English phrases | Russian phrases | Turkish phrases
Translate.vc / Turc → Anglais / [ B ] / Bana inanmak zorundasın

Bana inanmak zorundasın traduction Anglais

463 traduction parallèle
Bana inanmak zorundasın Hilfe.
You have to believe me, Hilfe.
Senin için kolay olmadığını biliyorum Henry, ama bana inanmak zorundasın.
I know it isn't easy, but you've got to take me on faith.
Bana inanmak zorundasın.
You've got to believe me.
Bana inanmak zorundasın.
You have to believe me.
Bana inanmak zorundasınız.
You've got to believe me.
Bana inanmak zorundasın!
You've got to believe me!
Bana inanmak zorundasınız!
You have to believe me!
Hayır, bana inanmak zorundasın.
No, you've got to believe me.
Johs, bana inanmak zorundasın!
Johs, you have to believe me!
- Bana inanmak zorundasın.
- You've got to believe me.
Bana inanmak zorundasın.
Roberta, you've got to believe me.
Bana inanmak zorundasın.
You must believe me.
Bana inanmak zorundasınız! Gerçek kurşunlar ve gerçek kan.
With real bullets... and real blood,
Bana inanmak zorundasın.
Now, you've got to believe me.
Bana inanmak zorundasınız!
You must believe me!
-... içinde yeniden başlayacak. - Bana inanmak zorundasınız!
- You've got to believe me.
- Bana inanmak zorundasınız!
You've gotta believe me!
Bana inanmak zorundasın.
Now you gotta believe me.
Bana inanmak zorundasın. Başka seçeneğin yok.
You're gonna have to take my word for it.
Ama Bay Vincent, bana inanmak zorundasınız.
But, Mr Vincent, you have to believe me.
Bana inanmak zorundasın!
You must believe it.
Bana inanmak zorundasın.
You got to believe me.
Ama bana inanmak zorundasınız, bu sandalyeler..... masum.

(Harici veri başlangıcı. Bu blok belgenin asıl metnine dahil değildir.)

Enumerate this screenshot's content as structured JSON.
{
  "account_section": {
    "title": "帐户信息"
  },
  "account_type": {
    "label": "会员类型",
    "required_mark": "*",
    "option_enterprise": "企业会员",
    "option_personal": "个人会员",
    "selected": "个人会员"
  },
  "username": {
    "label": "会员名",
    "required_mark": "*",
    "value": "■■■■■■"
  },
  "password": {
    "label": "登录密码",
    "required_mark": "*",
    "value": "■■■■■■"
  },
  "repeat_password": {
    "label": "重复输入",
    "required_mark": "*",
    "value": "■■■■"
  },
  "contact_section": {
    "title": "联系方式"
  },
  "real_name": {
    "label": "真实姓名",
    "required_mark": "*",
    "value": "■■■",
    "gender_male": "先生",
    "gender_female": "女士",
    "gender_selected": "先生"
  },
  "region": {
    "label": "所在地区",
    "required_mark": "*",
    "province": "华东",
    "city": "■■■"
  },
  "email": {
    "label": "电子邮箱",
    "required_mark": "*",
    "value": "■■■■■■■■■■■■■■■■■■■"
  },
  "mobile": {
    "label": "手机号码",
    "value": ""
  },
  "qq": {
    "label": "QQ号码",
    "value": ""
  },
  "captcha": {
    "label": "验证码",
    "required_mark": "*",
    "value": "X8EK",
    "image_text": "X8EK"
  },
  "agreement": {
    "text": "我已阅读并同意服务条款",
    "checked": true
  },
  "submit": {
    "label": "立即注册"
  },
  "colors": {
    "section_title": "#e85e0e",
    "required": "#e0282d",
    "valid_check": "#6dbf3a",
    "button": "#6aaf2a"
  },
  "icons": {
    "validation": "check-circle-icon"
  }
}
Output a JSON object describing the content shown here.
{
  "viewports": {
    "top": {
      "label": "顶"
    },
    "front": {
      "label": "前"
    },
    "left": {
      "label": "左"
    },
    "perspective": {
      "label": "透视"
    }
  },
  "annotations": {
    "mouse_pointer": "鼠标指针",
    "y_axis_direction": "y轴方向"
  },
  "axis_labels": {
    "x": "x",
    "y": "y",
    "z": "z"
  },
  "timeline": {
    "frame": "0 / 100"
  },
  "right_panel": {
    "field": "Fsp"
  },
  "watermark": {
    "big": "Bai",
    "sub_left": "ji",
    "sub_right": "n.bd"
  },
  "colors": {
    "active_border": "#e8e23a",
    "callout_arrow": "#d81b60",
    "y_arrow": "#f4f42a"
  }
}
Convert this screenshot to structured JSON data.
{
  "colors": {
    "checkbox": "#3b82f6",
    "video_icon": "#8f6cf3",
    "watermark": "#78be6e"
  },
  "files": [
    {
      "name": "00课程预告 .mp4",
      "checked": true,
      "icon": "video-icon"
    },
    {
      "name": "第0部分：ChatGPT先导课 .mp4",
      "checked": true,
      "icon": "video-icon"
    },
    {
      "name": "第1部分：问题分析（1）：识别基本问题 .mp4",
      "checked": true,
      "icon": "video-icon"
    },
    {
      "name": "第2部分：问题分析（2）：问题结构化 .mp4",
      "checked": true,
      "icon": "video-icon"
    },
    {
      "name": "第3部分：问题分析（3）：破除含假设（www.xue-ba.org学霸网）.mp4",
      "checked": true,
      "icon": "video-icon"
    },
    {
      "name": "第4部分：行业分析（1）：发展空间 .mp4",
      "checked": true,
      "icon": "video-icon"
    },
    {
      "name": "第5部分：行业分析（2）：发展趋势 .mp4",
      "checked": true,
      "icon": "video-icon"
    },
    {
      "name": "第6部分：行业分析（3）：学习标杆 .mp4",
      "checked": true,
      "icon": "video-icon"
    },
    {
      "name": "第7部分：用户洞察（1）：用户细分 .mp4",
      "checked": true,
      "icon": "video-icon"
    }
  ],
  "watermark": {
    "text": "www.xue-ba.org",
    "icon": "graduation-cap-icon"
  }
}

But you gotta believe me, these chairs... Are innocent.
Ve eğer biraz olsun dostumsan, bana inanmak zorundasın.
And if you're my friend, you would believe me a little.
Bana inanmak zorundasınız.
Look, you gotta believe me.
- Bana inanmak zorundasın. - Hayır.
- Now you must believe me.
- Bana inanmak zorundasınız.
- You gotta believe me.
Ama bana inanmak zorundasın.
But you've got to believe me.
Bay Poirot, bana inanmak zorundasınız. O anahtarı daha önce hiç görmedim.
I already tried to dissuade it, I do not get them to myself.
- Lütfen, bana inanmak zorundasınız!
- Please, you must believe me!
Bana inanmak zorundasın.
You've got to believe me. I don't have to do anything!
Bana inanmak zorundasın.
You have to believe me!
Bana inanmak zorundasınız.
You must believe I'm with you.
Bana inanmak zorundasınız.
Now, you, you gotta believe me.
Sizin perspektifinizden, bu biraz garip gelebilir, ama bana inanmak zorundasınız.
This is going to sound a little crazy from your perspective, but you've got to trust me.
- Bana inanmak zorundasın Scully.
- You've gotta believe me, Scully.
Bana inanmak zorundasın!
- You got to believe me!
Bana inanmak zorundasınız.
You got to believe me.
Bana inanmak zorundasınız.
You have to believe me.
Kaptan, bana inanmak zorundasınız.
Captain, you have to believe me.
Çünkü bunlar gerçekten oluyor. Bana inanmak zorundasınız, bunlar gerçekten oluyor.
Because they really happen... and you gotta believe me, this is really happening.
Anne, bana inanmak zorundasın.
Mummy, you have to believe me.
- Phoebe, bana inanmak zorundasın.
- Phoebe, you have to believe me.
Şüphelerini bir tarafa koyup bana inanmak zorundasın.
You have to put your doubts aside and trust me.
Ama yalandı. Bana inanmak zorundasın, Arky.
But I lied, but you have to believe me, Arky!
Bana inanmak zorundasın!
You "have to" believe me!
Donna bak, bana inanmak zorundasın.
Donna, look, you have to believe me.
Bana istediğini yapabilirsin, ama inanmak zorundasın.
Do with me what you will, but this you must believe.
Bana inanmak zorundasın.
You've gotta believe me.
Ama önce bana inanmak zorundasın.
But you have to trust me.
Bana inanmak zorundasınız.
Is this the man you saw commit these terrible murders?